We present RoboShape, an accelerator framework that leverages two topology-based computational patterns that scale with robot size: (1) topology traversals, and (2) large topology-based matrices. Using these patterns and building on prior work, we expose opportunities to directly use robot topology to inform architectural mechanisms including task scheduling and allocation, data placement, block matrix operations, and sparse I/O data. For the topologically-diverse iiwa manipulator, HyQ quadruped, and Baxter torso robots, RoboShape accelerators on an FPGA provide a 4.0x to 4.4x speedup in compute latency over CPU and a 8.0x to 15.1x speedup over GPU for the dynamics gradients, a key bottleneck preventing online execution of nonlinear optimal motion control for legged robots. Taking a broader view, for topology-based applications, RoboShape enables analysis of performance and resource utilization tradeoffs that will be critical to managing resources across accelerators in future full robotics domain-specific SoCs.

RobotCore: An Open Architecture for Hardware Acceleration in ROS 2

We introduce RobotCore, an architecture to integrate hardware acceleration in the widely-used ROS 2 robotics software framework. This architecture is target-agnostic (supports edge, workstation, data center, or cloud targets) and accelerator-agnostic (supports both FPGAs and GPUs). It builds on top of the common ROS 2 build system and tools and is easily portable across different research and commercial solutions through a new firmware layer. We also leverage the Linux Tracing Toolkit next generation (LTTng) for low-overhead real-time tracing and benchmarking. To demonstrate the acceleration enabled by this architecture, we design an intra-FPGA ROS 2 node communication queue to enable faster data flows, and use it in conjunction with FPGA-accelerated nodes to achieve a 24.42% speedup over a CPU.

GRiD: GPU-Accelerated Rigid Body Dynamics with Analytical Gradients

We introduce and release GRiD, an open-source, GPU-accelerated library for computing rigid body dynamics with analytical gradients. GRiD was designed to accelerate nonlinear trajectory optimization through optimized code generation, GRiD provides as much as a 7.2x speedup over a state-of-the-art, multi-threaded CPU implementation and maintains as much as a 2.5x speedup when accounting for I/O overhead.

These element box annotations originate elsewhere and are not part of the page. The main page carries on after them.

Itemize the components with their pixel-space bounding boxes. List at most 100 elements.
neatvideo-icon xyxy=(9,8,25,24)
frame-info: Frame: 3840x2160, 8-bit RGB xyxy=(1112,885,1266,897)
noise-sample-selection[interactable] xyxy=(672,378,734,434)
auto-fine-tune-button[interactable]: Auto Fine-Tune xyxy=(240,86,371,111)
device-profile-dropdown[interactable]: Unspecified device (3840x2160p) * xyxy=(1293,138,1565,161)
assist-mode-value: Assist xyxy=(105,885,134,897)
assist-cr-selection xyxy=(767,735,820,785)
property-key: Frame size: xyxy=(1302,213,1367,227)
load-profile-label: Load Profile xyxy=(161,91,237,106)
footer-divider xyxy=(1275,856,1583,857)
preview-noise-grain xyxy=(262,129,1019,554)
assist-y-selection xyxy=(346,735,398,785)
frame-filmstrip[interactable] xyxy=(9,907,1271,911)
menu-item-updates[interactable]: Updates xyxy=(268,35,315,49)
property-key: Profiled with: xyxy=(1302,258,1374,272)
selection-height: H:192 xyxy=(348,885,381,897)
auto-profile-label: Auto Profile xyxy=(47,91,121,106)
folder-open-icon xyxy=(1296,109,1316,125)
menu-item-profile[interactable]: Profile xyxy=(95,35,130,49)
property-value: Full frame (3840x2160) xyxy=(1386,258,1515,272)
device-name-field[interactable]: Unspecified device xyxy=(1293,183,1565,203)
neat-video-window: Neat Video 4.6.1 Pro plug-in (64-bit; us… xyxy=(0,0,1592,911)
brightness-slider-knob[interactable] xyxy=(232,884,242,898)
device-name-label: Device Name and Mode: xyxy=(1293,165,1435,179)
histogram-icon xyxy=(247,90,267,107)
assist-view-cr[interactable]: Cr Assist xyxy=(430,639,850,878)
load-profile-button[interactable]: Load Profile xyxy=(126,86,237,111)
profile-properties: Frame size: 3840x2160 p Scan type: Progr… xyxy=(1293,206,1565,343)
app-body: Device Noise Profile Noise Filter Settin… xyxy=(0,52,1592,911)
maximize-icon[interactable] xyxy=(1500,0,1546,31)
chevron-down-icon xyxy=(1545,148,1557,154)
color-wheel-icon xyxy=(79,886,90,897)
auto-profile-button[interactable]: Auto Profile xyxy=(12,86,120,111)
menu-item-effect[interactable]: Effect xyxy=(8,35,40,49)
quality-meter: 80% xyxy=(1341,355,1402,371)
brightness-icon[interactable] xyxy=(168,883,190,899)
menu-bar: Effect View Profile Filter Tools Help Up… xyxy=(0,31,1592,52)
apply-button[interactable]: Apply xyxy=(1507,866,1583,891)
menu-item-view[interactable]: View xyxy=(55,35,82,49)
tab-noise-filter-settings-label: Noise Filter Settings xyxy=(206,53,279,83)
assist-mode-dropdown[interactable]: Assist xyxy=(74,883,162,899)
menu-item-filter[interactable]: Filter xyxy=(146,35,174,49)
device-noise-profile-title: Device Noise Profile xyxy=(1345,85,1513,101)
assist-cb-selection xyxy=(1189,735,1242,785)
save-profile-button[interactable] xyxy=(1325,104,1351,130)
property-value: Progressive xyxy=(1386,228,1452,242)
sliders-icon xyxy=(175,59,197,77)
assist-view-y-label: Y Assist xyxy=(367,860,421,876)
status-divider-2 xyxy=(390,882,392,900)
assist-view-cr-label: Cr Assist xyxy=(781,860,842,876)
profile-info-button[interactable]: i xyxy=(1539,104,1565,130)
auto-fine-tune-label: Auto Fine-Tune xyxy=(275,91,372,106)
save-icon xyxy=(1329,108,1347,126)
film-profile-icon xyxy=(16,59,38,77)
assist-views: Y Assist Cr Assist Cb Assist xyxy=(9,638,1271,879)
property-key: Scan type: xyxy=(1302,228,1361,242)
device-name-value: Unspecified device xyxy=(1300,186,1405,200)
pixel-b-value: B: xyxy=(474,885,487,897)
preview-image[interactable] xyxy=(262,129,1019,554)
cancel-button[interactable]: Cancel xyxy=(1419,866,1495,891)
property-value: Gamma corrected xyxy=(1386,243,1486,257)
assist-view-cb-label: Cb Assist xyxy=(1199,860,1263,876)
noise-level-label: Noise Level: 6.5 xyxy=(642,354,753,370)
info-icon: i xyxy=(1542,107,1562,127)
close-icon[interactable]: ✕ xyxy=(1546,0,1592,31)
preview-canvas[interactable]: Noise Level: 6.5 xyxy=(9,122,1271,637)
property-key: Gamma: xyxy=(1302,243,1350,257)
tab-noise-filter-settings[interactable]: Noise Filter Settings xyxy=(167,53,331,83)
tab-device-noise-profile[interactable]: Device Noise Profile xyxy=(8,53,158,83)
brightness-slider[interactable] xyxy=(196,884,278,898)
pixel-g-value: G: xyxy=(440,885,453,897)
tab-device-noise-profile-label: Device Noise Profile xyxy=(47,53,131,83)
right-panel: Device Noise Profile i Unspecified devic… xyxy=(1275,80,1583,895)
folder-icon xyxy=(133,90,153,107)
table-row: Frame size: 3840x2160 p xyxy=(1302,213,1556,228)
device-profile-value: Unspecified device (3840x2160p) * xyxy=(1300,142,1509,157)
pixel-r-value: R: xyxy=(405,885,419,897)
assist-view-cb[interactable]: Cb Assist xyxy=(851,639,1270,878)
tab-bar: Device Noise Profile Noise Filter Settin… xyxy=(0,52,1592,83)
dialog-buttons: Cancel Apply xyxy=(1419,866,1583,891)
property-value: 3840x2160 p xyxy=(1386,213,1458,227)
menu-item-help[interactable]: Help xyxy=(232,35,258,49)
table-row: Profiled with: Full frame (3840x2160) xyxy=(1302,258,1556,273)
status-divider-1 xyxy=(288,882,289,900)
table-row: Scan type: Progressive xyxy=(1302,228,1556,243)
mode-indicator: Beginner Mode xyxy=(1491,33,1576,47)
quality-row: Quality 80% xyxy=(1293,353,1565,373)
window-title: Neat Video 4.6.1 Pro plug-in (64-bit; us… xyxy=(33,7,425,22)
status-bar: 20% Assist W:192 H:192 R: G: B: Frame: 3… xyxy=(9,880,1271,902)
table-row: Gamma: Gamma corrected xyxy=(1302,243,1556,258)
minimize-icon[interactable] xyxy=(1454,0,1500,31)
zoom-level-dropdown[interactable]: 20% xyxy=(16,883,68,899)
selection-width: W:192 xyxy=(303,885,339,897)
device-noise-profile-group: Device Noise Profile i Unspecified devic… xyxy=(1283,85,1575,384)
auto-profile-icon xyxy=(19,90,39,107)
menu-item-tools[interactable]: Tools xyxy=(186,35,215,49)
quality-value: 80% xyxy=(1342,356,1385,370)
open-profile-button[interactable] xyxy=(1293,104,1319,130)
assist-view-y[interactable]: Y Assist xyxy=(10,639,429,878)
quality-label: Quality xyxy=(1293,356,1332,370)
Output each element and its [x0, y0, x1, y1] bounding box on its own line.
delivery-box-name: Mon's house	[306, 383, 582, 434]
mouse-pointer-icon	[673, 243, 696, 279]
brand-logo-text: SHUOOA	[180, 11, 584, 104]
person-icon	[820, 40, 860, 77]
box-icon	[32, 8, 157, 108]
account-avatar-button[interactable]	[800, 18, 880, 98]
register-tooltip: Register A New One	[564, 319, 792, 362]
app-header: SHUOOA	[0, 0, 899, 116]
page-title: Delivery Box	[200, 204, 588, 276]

Robomorphic Computing: A Design Methodology for Domain-Specific Accelerators Parameterized by Robot Morphology

We introduce robomorphic computing; a methodology to transform robot morphology into a customized hardware accelerator morphology. In this work, we (i) present this design methodology; (ii) use the methodology to generate a parameterized accelerator design for the gradient of rigid body dynamics; (iii) evaluate FPGA and synthesized ASIC implementations; and (iv) describe how the design can be automatically customized for other robot models. Our FPGA accelerator achieves speedups of 8x and 86x over CPU and GPU latency, and maintains an overall speedup of 1.9x to 2.9x deployed in an end-to-end coprocessor system. ASIC synthesis indicates an additional factor of 7.2x.

Accelerating Robot Dynamics Gradients on a CPU, GPU, and FPGA

In this paper, we detail the designs of three faster than state-of-the-art implementations of the gradient of rigid body dynamics on a CPU, GPU, and FPGA. Our optimized FPGA and GPU implementations provide as much as a 3.0x end-to-end speedup over our optimized CPU implementation by refactoring the algorithm to exploit its computational features, e.g., parallelism at different granularities.